The spotlight stayed on all the time. The darkness had given way to its blinding light, artificial, cold, and incessant.

For hours at a time your master would stay with you, sitting in an armchair opposite you, scrutinizing your slightest movement.

At the start of these “observation” sessions, you dared say nothing, for fear of arousing his ire, for fear that at night thirst and hunger would return to punish you for this crime whose nature was still a mystery to you but which you were apparently doomed to expiate.

But then you got your courage up. Timidly, you asked him what the date was, to find out how long you had been locked up here. He replied immediately, smiling: the twenty-third of October. So, he had been holding you captive for over two months.

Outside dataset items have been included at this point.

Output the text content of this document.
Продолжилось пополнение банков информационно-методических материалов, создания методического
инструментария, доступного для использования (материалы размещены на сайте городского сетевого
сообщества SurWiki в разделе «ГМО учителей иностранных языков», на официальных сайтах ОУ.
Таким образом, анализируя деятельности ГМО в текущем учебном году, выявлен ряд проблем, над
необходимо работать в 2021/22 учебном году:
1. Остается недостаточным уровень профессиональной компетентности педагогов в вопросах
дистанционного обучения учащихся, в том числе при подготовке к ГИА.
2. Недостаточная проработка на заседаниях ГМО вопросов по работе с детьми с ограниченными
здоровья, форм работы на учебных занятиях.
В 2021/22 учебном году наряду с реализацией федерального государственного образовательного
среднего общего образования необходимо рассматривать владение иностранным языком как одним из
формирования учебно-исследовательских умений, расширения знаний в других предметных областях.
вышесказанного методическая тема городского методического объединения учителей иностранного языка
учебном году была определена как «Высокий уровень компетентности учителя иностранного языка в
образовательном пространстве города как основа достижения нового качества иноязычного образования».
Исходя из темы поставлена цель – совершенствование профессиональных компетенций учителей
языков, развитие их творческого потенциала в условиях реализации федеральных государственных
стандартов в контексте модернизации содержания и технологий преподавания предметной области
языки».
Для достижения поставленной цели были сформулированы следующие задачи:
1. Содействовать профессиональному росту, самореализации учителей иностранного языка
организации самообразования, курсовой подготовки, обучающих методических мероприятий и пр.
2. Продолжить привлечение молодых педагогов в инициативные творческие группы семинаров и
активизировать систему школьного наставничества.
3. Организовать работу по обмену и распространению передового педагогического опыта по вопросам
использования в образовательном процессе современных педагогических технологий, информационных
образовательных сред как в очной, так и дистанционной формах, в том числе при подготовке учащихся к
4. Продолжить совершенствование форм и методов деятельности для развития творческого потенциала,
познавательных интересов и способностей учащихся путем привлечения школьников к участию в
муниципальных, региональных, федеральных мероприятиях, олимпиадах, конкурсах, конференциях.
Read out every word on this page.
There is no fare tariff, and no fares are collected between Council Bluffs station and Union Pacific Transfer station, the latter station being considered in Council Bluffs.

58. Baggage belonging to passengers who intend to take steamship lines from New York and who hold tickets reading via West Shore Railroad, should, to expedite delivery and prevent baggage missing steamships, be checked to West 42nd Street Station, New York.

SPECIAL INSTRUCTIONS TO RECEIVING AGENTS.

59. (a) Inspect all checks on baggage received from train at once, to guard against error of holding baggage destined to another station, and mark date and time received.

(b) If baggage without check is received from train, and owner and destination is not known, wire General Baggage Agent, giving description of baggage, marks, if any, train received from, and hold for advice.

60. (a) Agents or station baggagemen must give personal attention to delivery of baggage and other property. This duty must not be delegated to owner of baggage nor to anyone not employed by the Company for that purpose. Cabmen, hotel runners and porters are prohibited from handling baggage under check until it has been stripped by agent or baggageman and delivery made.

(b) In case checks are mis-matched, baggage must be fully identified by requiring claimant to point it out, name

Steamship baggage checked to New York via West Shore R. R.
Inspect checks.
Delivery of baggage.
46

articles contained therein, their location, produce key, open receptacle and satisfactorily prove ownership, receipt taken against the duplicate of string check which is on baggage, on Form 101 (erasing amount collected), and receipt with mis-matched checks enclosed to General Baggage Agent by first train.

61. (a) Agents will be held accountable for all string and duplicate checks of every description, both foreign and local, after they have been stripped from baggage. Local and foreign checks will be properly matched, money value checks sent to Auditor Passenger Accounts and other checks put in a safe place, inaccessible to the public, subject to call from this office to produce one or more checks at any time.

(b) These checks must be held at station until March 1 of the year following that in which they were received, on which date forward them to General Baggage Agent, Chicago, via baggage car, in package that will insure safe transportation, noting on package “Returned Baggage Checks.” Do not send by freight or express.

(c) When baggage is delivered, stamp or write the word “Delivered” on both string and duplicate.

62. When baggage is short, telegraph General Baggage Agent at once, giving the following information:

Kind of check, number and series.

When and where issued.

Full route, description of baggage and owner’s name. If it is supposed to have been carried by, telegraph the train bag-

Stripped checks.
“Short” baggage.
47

Two months of being hungry and thirsty—and how long eating from his hand, licking that tin plate, lying prostrate at his feet, being washed with a hose?

You wept then, asked why he was doing all this to you. This time he said nothing. You could see his face, which was impenetrable, crowned by white hair: a face with a certain nobility about it—a face that, possibly, you had seen somewhere before.

He kept coming into your prison and staying there, sitting before you, impassive. He would disappear only to return a little later. The nightmares of your early days of incarceration were gone. Could he be slipping tranquilizers into your rations? True, your anxiety was still there, but its object had changed. You were sure of staying alive, for otherwise, you reasoned, he would have killed you already. His intent was not to let you slowly agonize, shrivel up, and die. It was, therefore, something else

A little later, your meal routine was changed. Your master set up a folding table and a stool for you. He gave you a plastic knife and fork like the ones they give you on airplanes. A plate replaced the tin bowl. And real meals soon followed: fruit, vegetables, cheese. You took enormous pleasure in eating as you mulled over your memories of the first days.

You were still chained up, but your master cared for the abrasions on your wrists caused by the shackles. You would spread cream on the sores, and he would wind an elastic bandage round your wrist beneath the steel cuffs.